The Corner

Biden’s Old-School Demagogy

This one was hard to watch, and I suspect many fewer people did watch it than watched the first presidential debate. The vice-presidential debate resembled one of those cacophonous political talk shows that call it dialogue when they encourage guests to talk over each other. Biden was the chief, almost the only, offender, but if you had listened over the radio you might have thought he won anyway, so oleaginous and unashamed was he. This was demagogy old-school style, without a trace of irony, betrayed only by the Joker-like smile. Thank goodness for television.

Still, politics usually trumps policy, and Ryan never attributed, or at least never seemed to attribute, a bad motive to Biden. He attacked the administration’s policies mostly as failures rather than as injustices, and it was unfortunate that he didn’t or couldn’t pound away at Obamacare until late in the debate. (To his credit, he did attack Solyndra and crony capitalism.) Why do the Democrats favor greater dependency on government? Why do they accept economic stagnation and insist on redistribution? Ryan never quite said.

Biden, by contrast, was emphatically political throughout; he enjoyed flaying the Republicans as toadies of the richest and greediest families in America. Too bad for him that Romney wrote off only 47 percent of the electorate. That leaves 53 percent, a decidedly democratic, not oligarchic, number. And besides, it’s better if snake-oil salesmen do not look and act like snake-oil salesmen. In that connection, I was disappointed, though, that he didn’t repeat the pledge he made in Florida the other day, of free colonoscopies for Medicare recipients. Perhaps Obama’s economic policies have made the procedure redundant.

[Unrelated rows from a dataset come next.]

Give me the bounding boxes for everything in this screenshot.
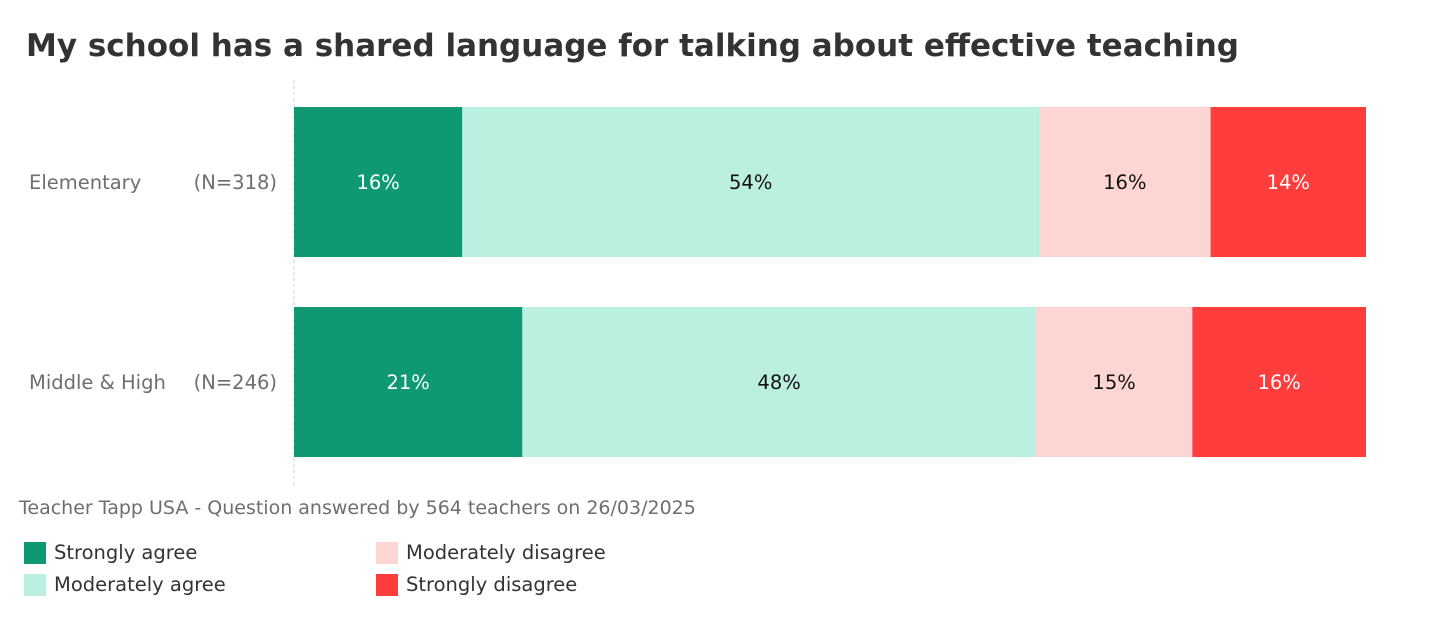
legend-item: Moderately agree — [24, 573, 226, 596]
data-label: 16% — [1103, 171, 1146, 194]
chart-title: My school has a shared language for talk… — [26, 28, 1239, 64]
data-label: 48% — [757, 371, 800, 394]
legend-item: Strongly agree — [24, 541, 197, 564]
bar-segment — [522, 307, 1036, 457]
bar-segment — [294, 107, 463, 257]
source-note: Teacher Tapp USA - Question answered by … — [19, 497, 696, 519]
bar-segment — [1039, 107, 1211, 257]
legend-label: Strongly disagree — [406, 573, 578, 596]
legend-label: Moderately disagree — [406, 541, 606, 564]
data-label: 15% — [1092, 371, 1135, 394]
legend-label: Strongly agree — [54, 541, 198, 564]
bar-segment — [462, 107, 1040, 257]
legend-label: Moderately agree — [54, 573, 226, 596]
category-label: Elementary — [29, 171, 141, 194]
bar-segment — [1210, 107, 1366, 257]
category-n-label: (N=246) — [194, 371, 277, 394]
data-label: 16% — [356, 171, 399, 194]
legend-item: Strongly disagree — [376, 573, 577, 596]
data-label: 21% — [386, 371, 429, 394]
category-label: Middle & High — [29, 371, 166, 394]
legend-swatch — [24, 573, 46, 596]
bar-segment — [294, 307, 523, 457]
bar-segment — [1192, 307, 1366, 457]
data-label: 14% — [1267, 171, 1310, 194]
bar-segment — [1035, 307, 1193, 457]
legend-swatch — [376, 573, 398, 596]
legend-swatch — [24, 541, 46, 564]
legend-item: Moderately disagree — [376, 541, 606, 564]
data-label: 54% — [729, 171, 772, 194]
category-n-label: (N=318) — [194, 171, 277, 194]
legend-swatch — [376, 541, 398, 564]
data-label: 16% — [1257, 371, 1300, 394]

On foreign policy, Biden’s stonewalling on Libya did not put the doubts to rest, only encouraging them. But he was effective in exposing the awkwardness of Romney-Ryan’s halfhearted neoconservatism: They want a tougher policy in the Middle East but no new ground wars, the same withdrawal date from Afghanistan, and democratization only where it inconveniences our enemies. On Iran, some differences between the parties glimmered but never became distinct. The word Ryan could not utter was “victory.” Republicans stopped talking about that in regard to the Mideast and the war against terrorism a long time ago.

Charles R. Kesler, a professor of government at Claremont McKenna College, is the editor of the Claremont Review of Books.